Arcadi – Das rechte „Lifestyle-Magazin“ geht in die nächste Runde

 Arcadi geht in die zweite Runde. Das rechte Print-Lifestyle-Magazin wurde im letzten Jahr bereits von Peter Steinborn auf diesem Blog evaluiert. Diesmal hat sich Rolf Gradmann einen Überblick zur zweiten Printausgabe verschafft.

Nun, diese Ausgabe hat wieder einen sehr facettenreichen Inhalt zu bieten. Er reicht von Frauen, die dem Feminismus entsagen, über Leistungsmärsche zu traditionellen Tattoos. Sehr beeindruckend ist die Schilderung des Nimwegenmarsches[1], unter der Rubrik „Ernährung, Gesundheit, Sport“, der einmal als militärischer Leistungsmarsch seinen Anfang nahm. Seit einiger Zeit reihen sich auch Zivilisten dort ein, um an ihre Grenzen zu gehen, denn immerhin beträgt die Distanz der viertägigen Sportveranstaltung 55 Kilometer je Tag. Ebenso sind die Gespräche mit Militärs verschiedener Länder sehr interessant, aus denen auch klar hervorgeht, welchen Stellenwert sie noch in ihren Ländern genießen.

Hingegen sorgte ein Artikel, der unter der gleichen Rubrik zu finden ist, doch eher für Ernüchterung. In diesem wird das Mixery-Getränk, ein Mix aus Cola und Bier, doch recht positiv umschrieben. Hierbei stellt sich jedoch die Frage, wie ein Colamixgetränk positiv unter der Rubrik „Ernährung, Gesundheit, Sport“ fallen kann. Gerade Cola ist wegen seiner gesundheitsschädlichen Auswirkung auf den menschlichen Körper bekannt. Die negativen Auswirkungen des regelmäßigen Colakonsums sind nicht zu unterschätzen. Eine identitäre Jugend sollte dahingehend auch aufgeklärt werden, statt ihr ungesunde Massenprodukte nahe zu bringen. Sollte es nicht auch im Interesse eines identitären Magazins sein, die Jugend vor schädlichen Lebensmitteleinflüssen zu warnen und somit zu schützen?

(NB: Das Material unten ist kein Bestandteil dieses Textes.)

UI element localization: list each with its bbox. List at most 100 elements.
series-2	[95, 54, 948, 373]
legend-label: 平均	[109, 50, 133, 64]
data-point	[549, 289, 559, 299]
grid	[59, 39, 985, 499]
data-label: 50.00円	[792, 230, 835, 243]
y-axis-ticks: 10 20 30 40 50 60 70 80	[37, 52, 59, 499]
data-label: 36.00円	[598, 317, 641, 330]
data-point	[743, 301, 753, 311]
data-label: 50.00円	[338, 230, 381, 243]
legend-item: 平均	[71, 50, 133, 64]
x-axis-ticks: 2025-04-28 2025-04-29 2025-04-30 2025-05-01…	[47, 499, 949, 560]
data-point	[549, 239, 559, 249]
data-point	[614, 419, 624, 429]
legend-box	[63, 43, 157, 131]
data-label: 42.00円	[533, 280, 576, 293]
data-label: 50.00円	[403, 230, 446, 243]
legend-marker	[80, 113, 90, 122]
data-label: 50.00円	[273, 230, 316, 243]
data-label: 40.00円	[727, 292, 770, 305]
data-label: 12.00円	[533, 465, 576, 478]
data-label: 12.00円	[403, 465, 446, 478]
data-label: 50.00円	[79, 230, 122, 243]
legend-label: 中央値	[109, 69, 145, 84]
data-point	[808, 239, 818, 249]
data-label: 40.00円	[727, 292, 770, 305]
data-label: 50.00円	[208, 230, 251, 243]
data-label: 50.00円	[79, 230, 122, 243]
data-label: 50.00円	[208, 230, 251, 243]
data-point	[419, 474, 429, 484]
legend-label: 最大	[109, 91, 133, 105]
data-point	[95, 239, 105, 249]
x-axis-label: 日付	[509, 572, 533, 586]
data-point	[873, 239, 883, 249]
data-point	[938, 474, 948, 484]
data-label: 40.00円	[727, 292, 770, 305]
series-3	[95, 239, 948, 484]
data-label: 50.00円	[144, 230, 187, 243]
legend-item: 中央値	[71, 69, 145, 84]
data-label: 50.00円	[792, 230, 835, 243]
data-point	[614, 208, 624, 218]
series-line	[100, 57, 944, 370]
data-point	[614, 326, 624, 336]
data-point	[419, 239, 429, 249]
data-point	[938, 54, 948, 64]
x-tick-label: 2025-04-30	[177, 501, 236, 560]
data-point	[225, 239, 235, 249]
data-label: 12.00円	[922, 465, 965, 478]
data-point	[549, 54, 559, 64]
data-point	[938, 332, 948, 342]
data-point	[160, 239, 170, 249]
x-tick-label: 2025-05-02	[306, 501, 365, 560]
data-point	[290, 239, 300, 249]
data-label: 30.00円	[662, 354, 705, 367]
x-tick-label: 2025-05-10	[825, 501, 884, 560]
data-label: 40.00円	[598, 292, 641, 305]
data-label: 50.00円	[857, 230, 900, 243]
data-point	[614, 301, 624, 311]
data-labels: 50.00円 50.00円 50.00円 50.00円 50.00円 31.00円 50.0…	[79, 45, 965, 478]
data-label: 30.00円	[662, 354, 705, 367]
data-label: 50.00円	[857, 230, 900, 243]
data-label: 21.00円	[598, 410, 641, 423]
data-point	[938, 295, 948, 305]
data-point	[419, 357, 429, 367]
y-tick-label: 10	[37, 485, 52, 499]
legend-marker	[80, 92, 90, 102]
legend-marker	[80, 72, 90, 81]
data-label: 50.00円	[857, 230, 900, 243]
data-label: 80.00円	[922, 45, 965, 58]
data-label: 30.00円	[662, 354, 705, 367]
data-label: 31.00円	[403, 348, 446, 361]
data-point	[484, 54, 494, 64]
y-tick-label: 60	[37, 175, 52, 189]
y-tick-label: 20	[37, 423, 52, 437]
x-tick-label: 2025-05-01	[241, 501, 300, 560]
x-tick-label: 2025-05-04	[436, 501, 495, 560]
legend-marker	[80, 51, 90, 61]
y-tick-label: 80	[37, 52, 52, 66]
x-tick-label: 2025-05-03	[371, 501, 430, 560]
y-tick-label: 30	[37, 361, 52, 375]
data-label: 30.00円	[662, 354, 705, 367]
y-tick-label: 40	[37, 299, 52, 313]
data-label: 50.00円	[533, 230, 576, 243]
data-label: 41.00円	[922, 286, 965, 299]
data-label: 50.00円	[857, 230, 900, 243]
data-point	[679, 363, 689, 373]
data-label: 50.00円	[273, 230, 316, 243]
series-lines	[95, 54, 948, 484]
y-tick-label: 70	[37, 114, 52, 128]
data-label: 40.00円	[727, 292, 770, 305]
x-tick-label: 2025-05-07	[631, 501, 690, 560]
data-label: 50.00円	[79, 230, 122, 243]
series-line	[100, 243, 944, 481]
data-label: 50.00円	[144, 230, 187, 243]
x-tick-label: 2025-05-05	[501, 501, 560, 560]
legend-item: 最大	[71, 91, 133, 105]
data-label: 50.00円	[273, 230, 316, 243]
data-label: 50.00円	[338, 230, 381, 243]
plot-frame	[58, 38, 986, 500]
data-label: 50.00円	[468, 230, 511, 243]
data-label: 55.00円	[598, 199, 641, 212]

Eine weitere Sache, die zu kritisieren wäre, ist der Artikel, in welchem es um Transsexuelle im Zusammenhang mit der AfD und dem Islam geht. Hier muss ganz bklar gesagt werden, dass als zum Genderwahn konträr stehende Menschen sollten Identitäre bzw. Volksbewußte sich nicht um Minderheiten kümmern. Sich um Minderheiten zu sorgen, war Sache der Frankfurter Schule. Wenn identitäre Gruppen der Neurechten einerseits eine Umkehr des Geistes der Frankfurter Schule einfordern, stellt sich die Frage, wie solch eine Umkehrung in die Tat umgesetzt werden soll, wenn andererseits auf dem gleichen Zug aufgesprungen wird? Inhaltlich gibt es bei diesem Artikel auch einen Widerspruch zu dem doch wieder recht anregenden Interview mit den reizenden jungen Frauen von radikal feminin, die sich ganz klar für ein konservatives Geschlechterbild aussprechen.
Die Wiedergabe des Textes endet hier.